If Loeb and Siraj are true, astronomers have underestimated the number of really large objects in the orchard cloud. With a binary companion, the Sun must have captured not only static-imaginary 9 planets from its birth cluster, but many dwarf planets-like objects. Ceres And Pluto of the inner solar system – it will still orbit the farthest part of space.
Right now, there is no evidence for those dwarf planets. But the dim and distant ort cloud is still so weak that their absence in the data is not surprising, Loeb said.
With the completion in Chile in 2021, the Large Synoptic Survey Telescope (LSST) will scan the sky in unprecedented detail for such obscure, distant object objects, Loeb said. If the first long-distance scan of LSST’s space reveals a large number of additional dwarf planets in Planet 9 and the Ort Cloud that would suggest our solar system was once a twin, he said.

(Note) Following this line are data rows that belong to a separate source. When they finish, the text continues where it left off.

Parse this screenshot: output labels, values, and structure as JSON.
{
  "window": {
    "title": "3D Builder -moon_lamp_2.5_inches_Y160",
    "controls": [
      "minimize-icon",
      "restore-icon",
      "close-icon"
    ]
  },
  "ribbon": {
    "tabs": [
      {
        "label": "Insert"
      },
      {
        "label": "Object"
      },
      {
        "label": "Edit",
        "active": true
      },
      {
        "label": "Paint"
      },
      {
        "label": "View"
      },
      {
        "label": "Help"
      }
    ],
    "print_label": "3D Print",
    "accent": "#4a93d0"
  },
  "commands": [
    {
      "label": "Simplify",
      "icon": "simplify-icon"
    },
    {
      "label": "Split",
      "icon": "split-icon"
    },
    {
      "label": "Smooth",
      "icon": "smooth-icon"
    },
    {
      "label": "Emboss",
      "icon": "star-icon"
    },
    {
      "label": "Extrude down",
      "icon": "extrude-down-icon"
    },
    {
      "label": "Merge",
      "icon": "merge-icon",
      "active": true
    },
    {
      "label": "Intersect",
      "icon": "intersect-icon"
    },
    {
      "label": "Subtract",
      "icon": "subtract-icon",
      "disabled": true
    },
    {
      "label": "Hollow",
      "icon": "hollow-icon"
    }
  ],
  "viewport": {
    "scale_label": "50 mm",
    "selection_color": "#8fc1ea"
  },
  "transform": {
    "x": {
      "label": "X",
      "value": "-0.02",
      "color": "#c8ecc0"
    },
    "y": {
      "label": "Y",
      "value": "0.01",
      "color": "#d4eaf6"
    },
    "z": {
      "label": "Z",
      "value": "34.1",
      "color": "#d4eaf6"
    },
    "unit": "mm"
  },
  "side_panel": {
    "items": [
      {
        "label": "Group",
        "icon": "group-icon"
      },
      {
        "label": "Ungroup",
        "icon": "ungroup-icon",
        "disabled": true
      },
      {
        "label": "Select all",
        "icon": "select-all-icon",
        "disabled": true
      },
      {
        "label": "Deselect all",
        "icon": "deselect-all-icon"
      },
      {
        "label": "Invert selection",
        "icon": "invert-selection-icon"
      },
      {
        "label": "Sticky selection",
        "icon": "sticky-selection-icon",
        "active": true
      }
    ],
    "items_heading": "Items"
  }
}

“Wherever those star twins end up, if they exist, we’ll never find them again,” Lobib said. Everything in the galaxy, about a billion .. billion years ago has been shaken many times since the dissolution of our Sun’s original birth cluster. But we can imagine what it would look like: no other sun, because when the stars were twins, they were still far apart. Instead it would have felt like a very bright planet, moving very slowly in the sky.
Published on Original Living Science.